A certain highbrow club called “The 19th Century Club,” whose president was the editor of the _Evening Post_ (a paper neither then nor later _always_ in accord with the ideals and methods of Theodore Roosevelt!), invited the young assemblyman to make an address before its members. He accepted the invitation, feeling, as he always did, that it was well to give the type of message that _he_ wished to give to the type of citizens of which that club was composed. Following my invariable custom whenever it was possible for me to do so, I accompanied him to the meeting. The method of procedure in “The 19th Century Club” was as follows: The speaker of the evening was allowed to choose his own subject, announced, of course, several weeks in advance, and he was given a half-hour in which to develop his idea. A second speaker was invited to rebut the first speaker. The speaker of the evening was then allowed ten minutes to rebut the rebutter. It is, I think, of special interest to remember that the young assemblyman, twenty-three years of age, chose for his subject the same theme on which the man of sixty, who was about to die, wrote his last message to his countrymen.

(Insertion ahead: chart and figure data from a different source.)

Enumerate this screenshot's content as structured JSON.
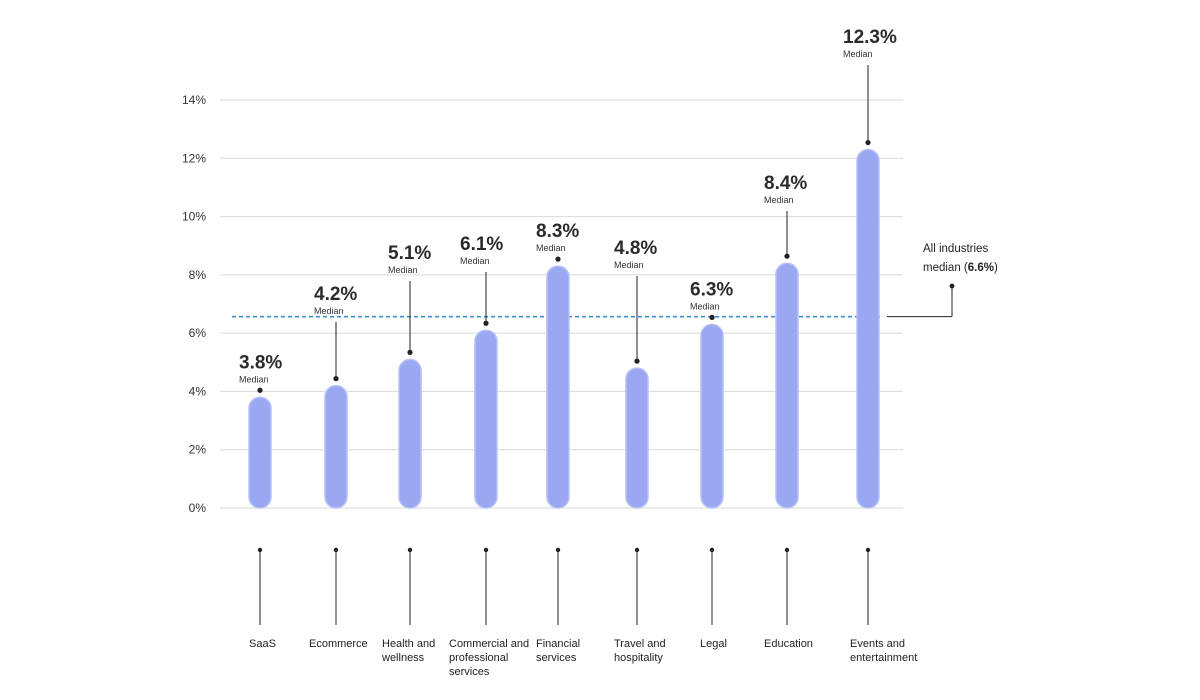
{
  "chart_data": {
    "type": "bar",
    "categories": [
      "SaaS",
      "Ecommerce",
      "Health and wellness",
      "Commercial and professional services",
      "Financial services",
      "Travel and hospitality",
      "Legal",
      "Education",
      "Events and entertainment"
    ],
    "category_lines": [
      [
        "SaaS"
      ],
      [
        "Ecommerce"
      ],
      [
        "Health and",
        "wellness"
      ],
      [
        "Commercial and",
        "professional",
        "services"
      ],
      [
        "Financial",
        "services"
      ],
      [
        "Travel and",
        "hospitality"
      ],
      [
        "Legal"
      ],
      [
        "Education"
      ],
      [
        "Events and",
        "entertainment"
      ]
    ],
    "values": [
      3.8,
      4.2,
      5.1,
      6.1,
      8.3,
      4.8,
      6.3,
      8.4,
      12.3
    ],
    "value_labels": [
      "3.8%",
      "4.2%",
      "5.1%",
      "6.1%",
      "8.3%",
      "4.8%",
      "6.3%",
      "8.4%",
      "12.3%"
    ],
    "value_sublabel": "Median",
    "ylim": [
      0,
      14
    ],
    "yticks": [
      0,
      2,
      4,
      6,
      8,
      10,
      12,
      14
    ],
    "ytick_labels": [
      "0%",
      "2%",
      "4%",
      "6%",
      "8%",
      "10%",
      "12%",
      "14%"
    ],
    "grid": true,
    "reference_line": {
      "value": 6.6,
      "label_line1": "All industries",
      "label_line2_prefix": "median (",
      "label_line2_value": "6.6%",
      "label_line2_suffix": ")"
    },
    "colors": {
      "bar": "#9aa8f2",
      "bar_edge": "#b7c1f6",
      "grid": "#d9d9d9",
      "reference": "#3b8fd9",
      "leader": "#222222"
    }
  }
}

Theodore Roosevelt announced that he would speak to “The 19th Century Club” on “Americanism.” A brilliant editor of an able newspaper was asked to make the speech in answer to the address of “the Young Reformer.” As I say, I went with my brother to the meeting and sat directly under him in a front seat. It was the first time I had ever heard him speak in public and I confess to having been extremely nervous. He was never an orator, although later his speeches were delivered with great charm of manner and diction, but at this early stage of his career he had not the graces of an older and more finished speaker. I can see him now as he came forward on the platform and began with eager ardor his plea for Americanism. Every fibre of my being responded to him and to his theme, but I seemed to be alone in my response, for the somewhat chilly audience, full of that same armchair criticism of which I have spoken, gave but little response to the desire of the heart of Theodore Roosevelt, and when he had finished his half-hour’s presentation of his plea, there was very little applause, and he sat down looking somewhat nervous and disappointed. Then the brilliant man, twice the age of Theodore Roosevelt, who had been chosen to reply to him, rose, and with deft oratorical manipulation rang the changes on every “ism” he could think of, using as his fundamental argument the fact that all “isms” were fads. He spoke of the superstition of spiritualism, the extravagance of fanaticism, the hypocrisy of hypnotism, the plausibility of socialism--and the highbrow members of “The 19th Century Club” were with the brilliant orator from start to finish, and as he closed his subtile argument, which left Americanism high and dry on the shores of faddism, the audience felt that “the Young Reformer” had had his lesson, and gave genuine applause to his opponent.